There is so much to enjoy in this tween time of life. Jordan and his friend were in the 4-H State Visual Presentation Competition today. They didn't place but they did get a blue ribbon. Just making it that far was a real accomplishment. They had lots of fun just hanging out with other
. 4-Hers and seeing presentations about everything from pirates to origami cranes. It was good to be a part of it.
I need to spend more time enjoying my son, even when I am tired. Every stage of life has its amusements. So I know I need to work hard, but I'm going to try not to forget to have fun, too.

Have a blessed day!

Friday, April 1, 2011

Happy New Year!

No that isn't an April Fool's Joke -- though I enjoy those immensely.

Apparently, April 1st used to be the end of New Year's week. That changed in 1582 with the introduction of the Gregorian Calendar. New Year was changed to January 1. According to one theory, many people either didn't hear of the change in date or refused to accept it. Others made fun of them and played tricks on them and that's how April Fool's Day got started. (Learn more about that here.)

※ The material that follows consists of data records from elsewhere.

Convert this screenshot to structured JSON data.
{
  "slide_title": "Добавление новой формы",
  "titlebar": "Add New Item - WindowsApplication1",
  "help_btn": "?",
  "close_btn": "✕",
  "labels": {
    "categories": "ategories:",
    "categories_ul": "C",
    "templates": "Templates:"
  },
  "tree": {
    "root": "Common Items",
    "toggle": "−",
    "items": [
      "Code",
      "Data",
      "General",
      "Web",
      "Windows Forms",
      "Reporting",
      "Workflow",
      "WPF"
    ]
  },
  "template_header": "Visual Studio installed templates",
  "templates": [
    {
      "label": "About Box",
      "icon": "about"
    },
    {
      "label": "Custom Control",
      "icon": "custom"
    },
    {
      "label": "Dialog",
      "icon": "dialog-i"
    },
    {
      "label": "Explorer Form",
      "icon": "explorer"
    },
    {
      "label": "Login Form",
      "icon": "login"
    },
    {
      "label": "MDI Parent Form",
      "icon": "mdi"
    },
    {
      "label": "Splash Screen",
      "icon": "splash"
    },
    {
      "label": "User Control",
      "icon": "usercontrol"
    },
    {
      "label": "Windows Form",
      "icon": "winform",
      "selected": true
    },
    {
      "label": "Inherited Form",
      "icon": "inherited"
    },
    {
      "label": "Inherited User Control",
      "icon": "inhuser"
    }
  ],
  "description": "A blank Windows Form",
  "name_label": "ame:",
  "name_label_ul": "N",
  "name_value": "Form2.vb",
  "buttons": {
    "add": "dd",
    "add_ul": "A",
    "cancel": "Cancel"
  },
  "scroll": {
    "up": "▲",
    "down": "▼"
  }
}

I only learned today that April 1 used to be New Year's Day. It makes more sense than January 1st, especially in an agrarian culture such as would still have been the norm in 1582. April is neat the start if Spring, when things begin. Januaty 1 is after the start of winter, in the deadest part of the year. The best I can find out is that January 1 was chosen by the Church because leaders didn't like the new year celebration coinciding with pagan observances of the Spring Equinox. But the beginning of the liturgical year is the first day of Advent, wouldn't that have made more sense as New Year? Well, of course then it wouldn't be on the same day every year.

Ah, well, all this historical musing probably won't get me anywhere. I just find it interesting. I always thought January 1 was a strange time to place New Year.

Anyway, I hope you have all enjoyed April Fool's Day. What was your favorite prank this year?